It does help when you get out there and have the opportunity to make new friends. Through past experiences, I've learnt to know the person well and not date a complete stranger! It could well be that some of those girls who dont like you in that way just dont know you well enough yet.

On second thoughts, did you ever notice some females are attracted to guys who already have girl friends? It's all the silly social status game.

You might argue I have no idea what I'm talking about...and maybe I don't. Although I felt like replying to your post!

No right way to pick up a girl, but there are a number of ways that are wrong.

Cathy.
 
Posted by sconzey (Member # 2347) on May 09, 2004, 16:20:
 
<cent>Dude, chill... When it happens it'll happen. That doesn't mean get apathetic and hope a girlfriend walks into your life, but it does mean you don't have to ask out anything that moves.

Oh, and potential girlfriend material crops up in the strangest places... My current girlfriend thought I was a right nerd and completely took the piss when we first met. (Though thank goodness I was so naive I didn't know it at the time).

The one before that was a big piss-taker too, then that gradually faded out as she got to know me. We're still good friends!
</cent>

<cent>
As to the nice guy thing. If a girl is not looking for a nice guy, or doesn't respect nice guys, she deserves the a$$hat she'll end up with.
</cent>
 
Posted by MTB Babe (Member # 2297) on May 10, 2004, 10:05:
 
quote:
Originally posted by Xanthine:
Go to college. Problem solved.

Exactly.
 
Posted by Orpheus (Member # 2397) on May 10, 2004, 16:23:
 
quote:
Originally posted by MTB Babe:
quote:
Originally posted by Xanthine:
Go to college. Problem solved.

Exactly.
so that's why I'm in grad school now...
 
Posted by Crimson Rider (Member # 2709) on May 11, 2004, 07:22:
 
Hmm, the eternal geek guy and girlfriend troubles.
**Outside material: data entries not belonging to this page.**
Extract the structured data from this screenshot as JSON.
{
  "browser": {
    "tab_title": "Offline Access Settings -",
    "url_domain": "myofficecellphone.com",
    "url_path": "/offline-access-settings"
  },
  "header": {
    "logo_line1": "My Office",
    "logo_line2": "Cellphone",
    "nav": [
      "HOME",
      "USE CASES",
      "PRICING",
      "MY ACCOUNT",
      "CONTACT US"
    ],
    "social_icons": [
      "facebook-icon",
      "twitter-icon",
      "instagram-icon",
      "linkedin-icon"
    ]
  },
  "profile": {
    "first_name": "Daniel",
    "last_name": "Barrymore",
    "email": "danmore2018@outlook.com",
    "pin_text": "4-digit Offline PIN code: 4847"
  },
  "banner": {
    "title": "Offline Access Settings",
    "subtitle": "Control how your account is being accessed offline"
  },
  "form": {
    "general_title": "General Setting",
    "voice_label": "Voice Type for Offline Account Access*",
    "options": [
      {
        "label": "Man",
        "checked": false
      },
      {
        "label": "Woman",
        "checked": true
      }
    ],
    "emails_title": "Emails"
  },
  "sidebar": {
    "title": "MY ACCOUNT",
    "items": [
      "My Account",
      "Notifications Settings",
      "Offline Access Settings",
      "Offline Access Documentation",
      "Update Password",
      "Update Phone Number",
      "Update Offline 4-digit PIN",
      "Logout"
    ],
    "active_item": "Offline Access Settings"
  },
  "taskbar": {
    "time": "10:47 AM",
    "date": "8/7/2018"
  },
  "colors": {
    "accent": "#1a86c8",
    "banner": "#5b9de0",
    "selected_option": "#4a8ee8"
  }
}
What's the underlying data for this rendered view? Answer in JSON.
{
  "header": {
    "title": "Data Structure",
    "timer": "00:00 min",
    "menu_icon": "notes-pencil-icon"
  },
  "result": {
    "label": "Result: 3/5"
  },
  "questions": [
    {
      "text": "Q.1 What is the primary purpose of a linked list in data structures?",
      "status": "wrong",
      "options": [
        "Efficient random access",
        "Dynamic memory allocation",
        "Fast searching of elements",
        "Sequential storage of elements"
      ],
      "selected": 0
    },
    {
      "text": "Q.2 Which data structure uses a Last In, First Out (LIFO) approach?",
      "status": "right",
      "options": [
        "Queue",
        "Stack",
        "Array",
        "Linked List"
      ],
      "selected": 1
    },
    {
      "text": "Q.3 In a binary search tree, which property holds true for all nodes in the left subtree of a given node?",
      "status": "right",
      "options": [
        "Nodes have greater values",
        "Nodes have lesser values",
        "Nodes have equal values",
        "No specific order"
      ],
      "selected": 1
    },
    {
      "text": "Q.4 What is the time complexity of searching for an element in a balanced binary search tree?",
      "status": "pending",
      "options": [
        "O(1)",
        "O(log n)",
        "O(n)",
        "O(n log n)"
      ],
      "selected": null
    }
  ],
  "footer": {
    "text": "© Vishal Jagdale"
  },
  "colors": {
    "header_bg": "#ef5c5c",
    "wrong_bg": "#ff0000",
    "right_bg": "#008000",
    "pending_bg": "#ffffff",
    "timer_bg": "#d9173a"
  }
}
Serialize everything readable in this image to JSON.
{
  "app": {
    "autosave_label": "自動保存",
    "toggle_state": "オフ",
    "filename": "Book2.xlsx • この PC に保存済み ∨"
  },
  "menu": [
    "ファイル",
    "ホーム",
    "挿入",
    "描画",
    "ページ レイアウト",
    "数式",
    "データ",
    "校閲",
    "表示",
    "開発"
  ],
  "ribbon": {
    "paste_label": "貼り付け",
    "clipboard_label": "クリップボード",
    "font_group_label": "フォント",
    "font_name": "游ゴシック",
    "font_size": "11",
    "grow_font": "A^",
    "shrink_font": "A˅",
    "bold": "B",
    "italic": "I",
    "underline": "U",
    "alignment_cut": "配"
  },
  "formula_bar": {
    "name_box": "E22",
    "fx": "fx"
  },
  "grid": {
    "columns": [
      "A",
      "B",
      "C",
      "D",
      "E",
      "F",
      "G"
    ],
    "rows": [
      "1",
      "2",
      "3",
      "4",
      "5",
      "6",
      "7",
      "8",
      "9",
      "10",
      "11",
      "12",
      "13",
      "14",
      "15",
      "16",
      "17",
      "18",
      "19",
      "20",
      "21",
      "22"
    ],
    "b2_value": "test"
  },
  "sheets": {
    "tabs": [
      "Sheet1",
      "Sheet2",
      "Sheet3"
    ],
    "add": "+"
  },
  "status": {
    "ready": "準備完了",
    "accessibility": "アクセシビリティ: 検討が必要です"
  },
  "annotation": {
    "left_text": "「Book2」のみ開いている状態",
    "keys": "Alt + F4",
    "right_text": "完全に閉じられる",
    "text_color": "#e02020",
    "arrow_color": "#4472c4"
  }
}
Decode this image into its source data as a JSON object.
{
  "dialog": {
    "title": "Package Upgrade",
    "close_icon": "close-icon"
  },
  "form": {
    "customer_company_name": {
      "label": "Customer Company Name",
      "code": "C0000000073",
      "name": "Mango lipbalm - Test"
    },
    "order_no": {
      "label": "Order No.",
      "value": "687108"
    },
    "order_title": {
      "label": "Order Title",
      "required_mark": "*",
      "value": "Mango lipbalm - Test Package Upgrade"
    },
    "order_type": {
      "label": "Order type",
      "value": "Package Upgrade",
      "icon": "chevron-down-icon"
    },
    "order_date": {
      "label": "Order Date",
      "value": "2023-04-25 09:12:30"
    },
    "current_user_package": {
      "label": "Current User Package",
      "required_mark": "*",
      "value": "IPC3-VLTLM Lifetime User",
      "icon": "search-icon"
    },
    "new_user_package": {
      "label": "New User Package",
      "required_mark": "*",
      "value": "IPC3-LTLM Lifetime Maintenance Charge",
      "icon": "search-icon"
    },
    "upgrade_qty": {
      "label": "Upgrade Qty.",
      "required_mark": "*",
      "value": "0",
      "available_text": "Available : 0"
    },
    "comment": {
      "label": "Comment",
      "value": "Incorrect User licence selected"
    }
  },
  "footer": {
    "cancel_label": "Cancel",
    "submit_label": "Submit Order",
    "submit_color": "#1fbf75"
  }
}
Not to offend you Cathy, but I disagree.

I think there is something very wrong with a lot of woman considering the nice guy thing. They say they want the nice guy, but nine times out of ten they go for the stereotype outlaw biker. He is probably more of an alpha male I guess.

Sure the nice guys are respected and all, but almost never considered as a potential mate.
 
Posted by Cathy (Member # 2673) on May 12, 2004, 06:33:
 
quote:

I think there is something very wrong with a lot of woman considering the nice guy thing. They say they want the nice guy, but nine times out of ten they go for the stereotype outlaw biker. He is probably more of an alpha male I guess.

Sure the nice guys are respected and all, but almost never considered as a potential mate.

Unfortunately, that does happen. No denial there. No offence taken.I think it also depends on what female you're trying to get. The age too. Jerks deserve bitches. Nice girls deserve nice guys, and it takes longer as the nice people have "standards" and don't just go for any random person that walks past.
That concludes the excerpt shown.